通过SET-MobileNet增强心血管诊断能力：一种轻量级和准确的基于深度学习的分类方法

心血管疾病（cvd）仍然是世界范围内死亡的主要原因，需要早期发现和准确诊断以改善患者的预后。这项研究引入了SET-MobileNet，这是一种轻量级的深度学习模型，专为自动心音分类而设计，集成变压器以捕获远程依赖关系和挤压激励（SE）块，以强调相关的声学特征，同时抑制噪声工件。与依赖手工特征的传统方法不同，SET-MobileNet采用多模态特征提取方法，结合对数谱图、梅尔频率倒谱系数（MFCCs）、色度特征和零交叉率来增强分类稳健性。该模型在多个公开可用的心音数据集（包括CirCor、HSS、GitHub和Heartbeat Sounds）上进行了评估，在CirCor数据集中对2.0秒心音片段实现了99.95%的最先进精度。大量的实验表明，多模态特征表示通过捕获心音的时频和频谱特征，显著提高了分类性能。SET-MobileNet计算效率高，模型大小为8.61 MB，单样本推断时间低于6.5 ms，适合在移动和嵌入式设备上实时部署。烧蚀研究证实了变压器和SE块的贡献，显示出精度和噪声抑制的逐步改善。
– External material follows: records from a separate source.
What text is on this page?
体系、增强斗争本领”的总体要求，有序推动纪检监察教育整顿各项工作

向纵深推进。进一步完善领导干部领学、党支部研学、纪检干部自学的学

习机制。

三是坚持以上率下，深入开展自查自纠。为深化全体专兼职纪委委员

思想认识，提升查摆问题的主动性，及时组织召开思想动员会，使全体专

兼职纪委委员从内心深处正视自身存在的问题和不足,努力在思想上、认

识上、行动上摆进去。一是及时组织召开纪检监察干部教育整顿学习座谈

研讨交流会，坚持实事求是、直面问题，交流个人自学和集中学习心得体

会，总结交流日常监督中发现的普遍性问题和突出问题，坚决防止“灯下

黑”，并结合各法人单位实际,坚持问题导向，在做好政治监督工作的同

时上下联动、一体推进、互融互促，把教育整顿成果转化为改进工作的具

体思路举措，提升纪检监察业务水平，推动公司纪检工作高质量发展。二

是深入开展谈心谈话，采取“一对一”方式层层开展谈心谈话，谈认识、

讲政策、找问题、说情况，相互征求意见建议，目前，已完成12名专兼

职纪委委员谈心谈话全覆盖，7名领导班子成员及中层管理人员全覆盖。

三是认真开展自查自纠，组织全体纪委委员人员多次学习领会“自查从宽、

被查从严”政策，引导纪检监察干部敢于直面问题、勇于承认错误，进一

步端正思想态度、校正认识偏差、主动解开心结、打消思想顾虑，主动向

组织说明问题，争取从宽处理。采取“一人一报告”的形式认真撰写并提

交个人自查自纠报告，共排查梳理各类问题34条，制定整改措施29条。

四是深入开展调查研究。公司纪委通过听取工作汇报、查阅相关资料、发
本文章由计算机程序翻译，如有差异，请以英文原文为准。

求助全文

约1分钟内获得全文求助全文

来源期刊

Image and Vision Computing 工程技术-工程：电子与电气

CiteScore

8.50

自引率

8.50%

发文量

143

审稿时长

7.8 months

期刊介绍： Image and Vision Computing has as a primary aim the provision of an effective medium of interchange for the results of high quality theoretical and applied research fundamental to all aspects of image interpretation and computer vision. The journal publishes work that proposes new image interpretation and computer vision methodology or addresses the application of such methods to real world scenes. It seeks to strengthen a deeper understanding in the discipline by encouraging the quantitative comparison and performance evaluation of the proposed methodology. The coverage includes: image interpretation, scene modelling, object recognition and tracking, shape analysis, monitoring and surveillance, active vision and robotic systems, SLAM, biologically-inspired computer vision, motion analysis, stereo vision, document image understanding, character and handwritten text recognition, face and gesture recognition, biometrics, vision-based human-computer interaction, human activity and behavior understanding, data fusion from multiple sensor inputs, image databases.